Le partage des rues, du territoire urbain, est un sujet sensible. Autant prendre le temps d’y réfléchir, car ça ne va pas s’arranger. Moi, dans ce débat, ce qui me préoccupe, ce n’est pas mon chrono entre la maison et le boulot, mais le décès, chaque année, de trois, quatre, cinq cyclistes à Montréal. Imprudence ? Circonstances malheureuses ? Rappel à l’ordre. Appel pressant à une cohabitation plus harmonieuse. Matière à discussion la prochaine fois que quelqu’un lancera : « Vous autres, les bicycles ! »
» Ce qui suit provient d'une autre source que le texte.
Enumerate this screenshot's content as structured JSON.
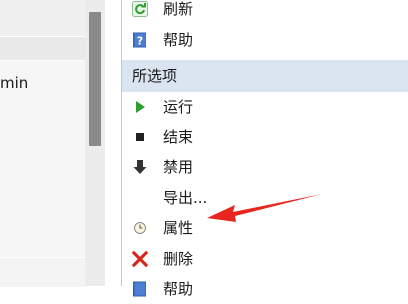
{
  "left_pane": {
    "row_text": "min"
  },
  "actions": {
    "top_items": [
      {
        "label": "刷新",
        "icon": "refresh-icon"
      },
      {
        "label": "帮助",
        "icon": "help-icon"
      }
    ],
    "section_title": "所选项",
    "section_items": [
      {
        "label": "运行",
        "icon": "play-icon"
      },
      {
        "label": "结束",
        "icon": "stop-icon"
      },
      {
        "label": "禁用",
        "icon": "disable-arrow-icon"
      },
      {
        "label": "导出...",
        "icon": ""
      },
      {
        "label": "属性",
        "icon": "properties-icon"
      },
      {
        "label": "删除",
        "icon": "delete-x-icon"
      },
      {
        "label": "帮助",
        "icon": "help-icon"
      }
    ]
  },
  "colors": {
    "section_header_bg": "#dbe5f1",
    "arrow": "#e8261f",
    "play": "#2e9f2e",
    "delete": "#d9261c",
    "help": "#2f5fb3"
  }
}
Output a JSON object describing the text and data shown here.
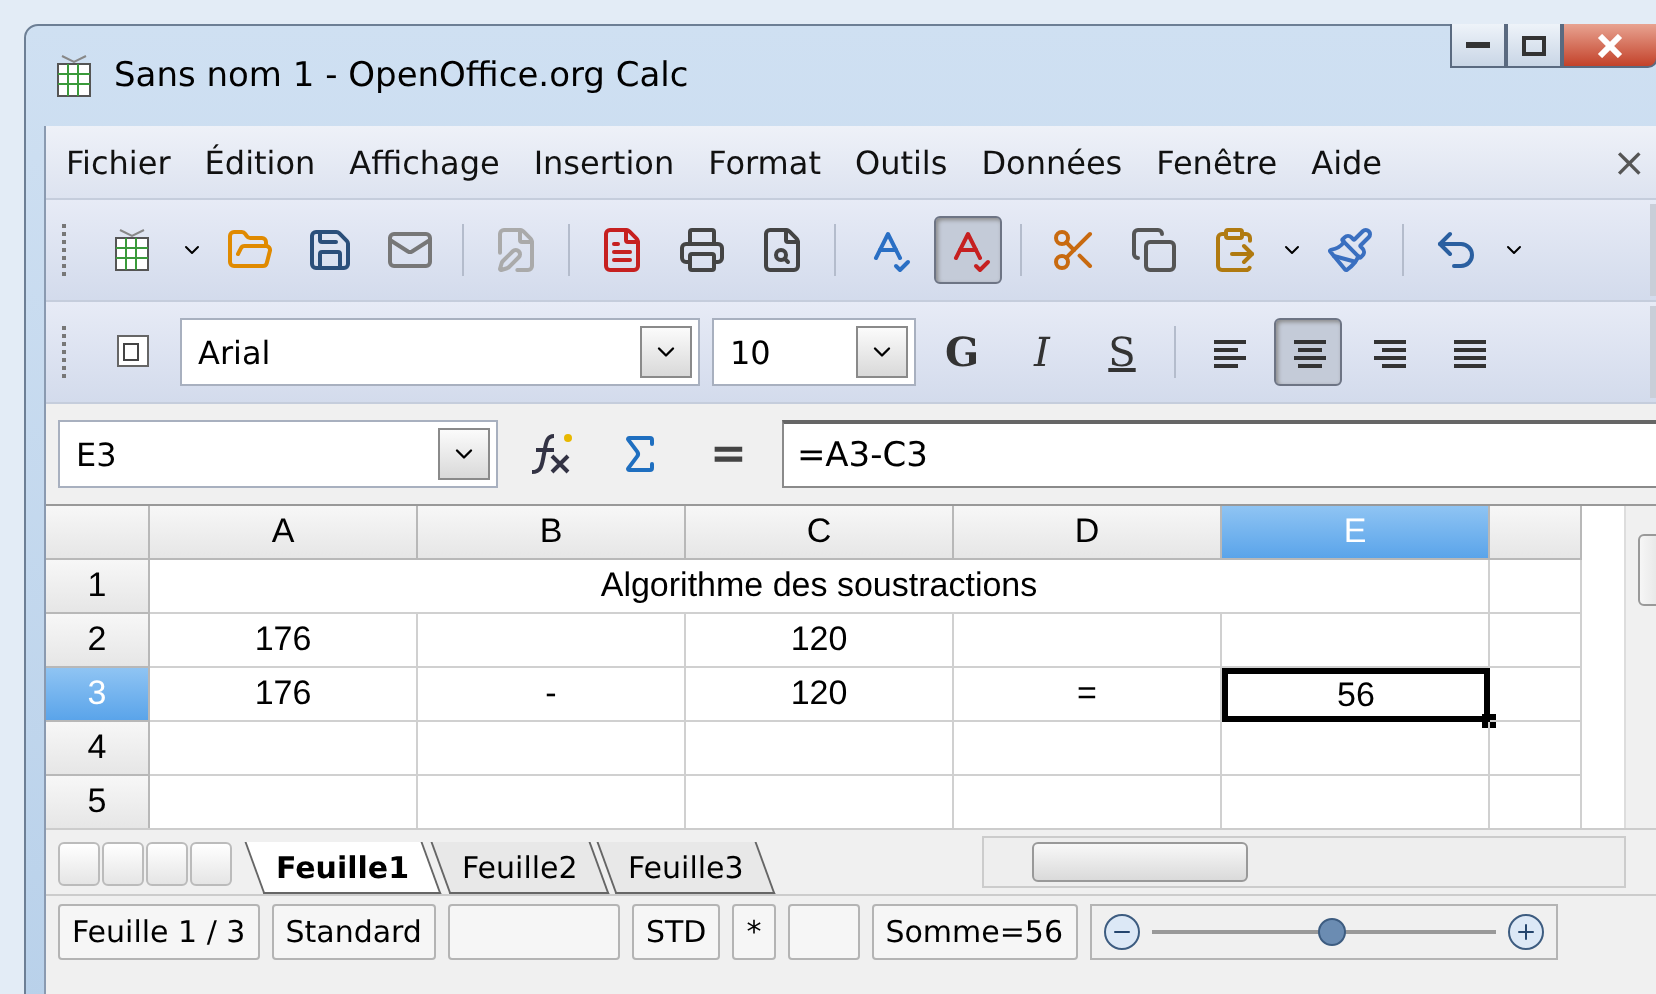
{
  "window": {
    "title": "Sans nom 1 - OpenOffice.org Calc"
  },
  "menu": [
    "Fichier",
    "Édition",
    "Affichage",
    "Insertion",
    "Format",
    "Outils",
    "Données",
    "Fenêtre",
    "Aide"
  ],
  "menu_close": "×",
  "standard_toolbar": {
    "autospell_on": true
  },
  "formatting_toolbar": {
    "font": "Arial",
    "size": "10",
    "bold": "G",
    "italic": "I",
    "shadow": "S",
    "align": [
      {
        "kind": "left",
        "selected": false
      },
      {
        "kind": "center",
        "selected": true
      },
      {
        "kind": "right",
        "selected": false
      },
      {
        "kind": "justify",
        "selected": false
      }
    ]
  },
  "formula_bar": {
    "name_box": "E3",
    "formula": "=A3-C3",
    "equals": "="
  },
  "columns": [
    {
      "label": "A",
      "selected": false
    },
    {
      "label": "B",
      "selected": false
    },
    {
      "label": "C",
      "selected": false
    },
    {
      "label": "D",
      "selected": false
    },
    {
      "label": "E",
      "selected": true
    }
  ],
  "rows": [
    {
      "label": "1",
      "selected": false,
      "kind": "title",
      "text": "Algorithme des soustractions"
    },
    {
      "label": "2",
      "selected": false,
      "kind": "values",
      "cells": [
        {
          "text": "176",
          "selected": false
        },
        {
          "selected": false
        },
        {
          "text": "120",
          "selected": false
        },
        {
          "selected": false
        },
        {
          "selected": false
        }
      ]
    },
    {
      "label": "3",
      "selected": true,
      "kind": "values",
      "cells": [
        {
          "text": "176",
          "selected": false
        },
        {
          "text": "-",
          "selected": false
        },
        {
          "text": "120",
          "selected": false
        },
        {
          "text": "=",
          "selected": false
        },
        {
          "text": "56",
          "selected": true
        }
      ]
    },
    {
      "label": "4",
      "selected": false,
      "kind": "values",
      "cells": [
        {
          "selected": false
        },
        {
          "selected": false
        },
        {
          "selected": false
        },
        {
          "selected": false
        },
        {
          "selected": false
        }
      ]
    },
    {
      "label": "5",
      "selected": false,
      "kind": "values",
      "cells": [
        {
          "selected": false
        },
        {
          "selected": false
        },
        {
          "selected": false
        },
        {
          "selected": false
        },
        {
          "selected": false
        }
      ]
    }
  ],
  "sheet_tabs": [
    {
      "label": "Feuille1",
      "selected": true
    },
    {
      "label": "Feuille2",
      "selected": false
    },
    {
      "label": "Feuille3",
      "selected": false
    }
  ],
  "status_bar": {
    "sheet": "Feuille 1 / 3",
    "style": "Standard",
    "mode": "STD",
    "modified": "*",
    "sum": "Somme=56",
    "zoom": {
      "level": 0.52
    }
  }
}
Si vous insistez, je veux bien prendre la parole au nom du peuple cycliste et commenter la gestion erratique du stationnement des vélos sur le Plateau Mont-Royal. Plutôt que d’augmenter le nombre de places de stationnement de façon conséquente (une dépense), la ville s’est lancée dans une opération fourrière d’une autre époque (tiens, un revenu). Comme on pouvait s’y attendre, elle a dû rétropédaler en catastrophe.

De même, on a interdit les vélos dans le parc Jeanne-Mance. Quelques heures plus tard, on s’est ravisé....

Dans sa grande sagesse, l’arrondissement du Plateau a installé des placottoirs. L’endroit idéal pour commenter, entre cyclistes, les décisions municipales. En gardant un œil sur sa bicyclette.